Les associations, regroupées dans le «collectif citoyen pour les libertés» (CCPL), appellent «toute la population à participer à une grande action de protestation qui se traduira par un rassemblement populaire devant la wilaya le 05 octobre 2017 à 11h00 et qui sera couronné par une université populaire à la place Saïd Mekbel l’après-midi, à partir de 14h00».
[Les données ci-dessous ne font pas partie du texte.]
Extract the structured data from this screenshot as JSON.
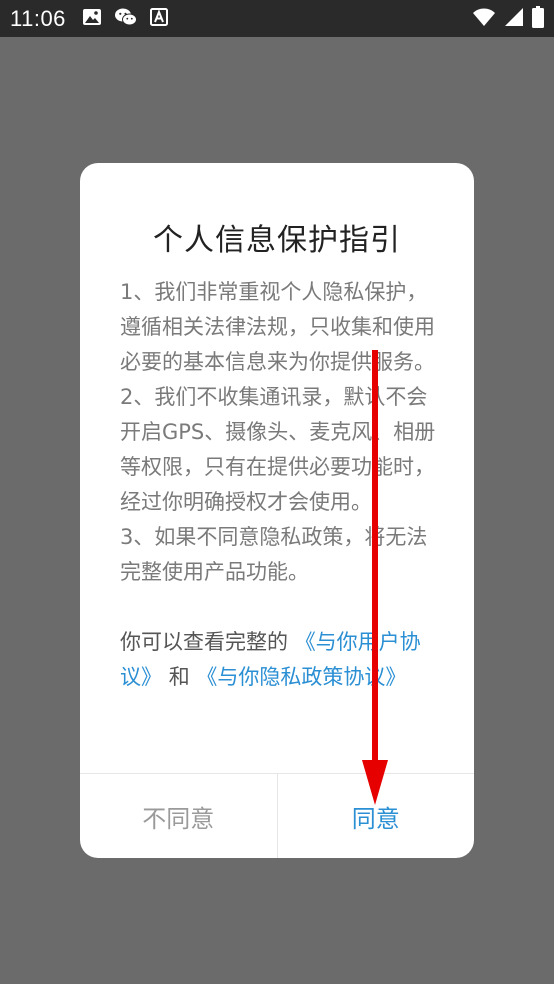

Cet appel fait suite à l’interdiction exprimé par les services de la wilaya de Béjaïa en direction de la Ligue algérienne pour la Défense des Droits de l’Homme, empêchée de tenir, le début octobre, son université d’été à Souk-El-Tenine. «Cette brutale interdiction exprime très clairement la volonté du pouvoir de réprimer les libertés démocratiques par le verrouillage des espaces d’expression» dénonce le Collectif. «En s’attaquant sans relâche, par le biais des chefs de daïra et du wali, aux organisations de la société civile qu’il ne contrôle pas, il (le pouvoir) cherche en réalité à soumettre totalement la population en lui empêchant toute possibilité d’être librement et dignement représentée quand ses droits sont bafoués et ses libertés foulées aux pieds», écrit-il.

Les services de la wilaya de Béjaïa ont justifié leur geste par le problème de représentativité dont souffre la LADDH, scindée en trois factions différentes. Mais l’interdiction de cette activité rappelle d’autres interdictions. A l’image des conférences empêchées à Aokas.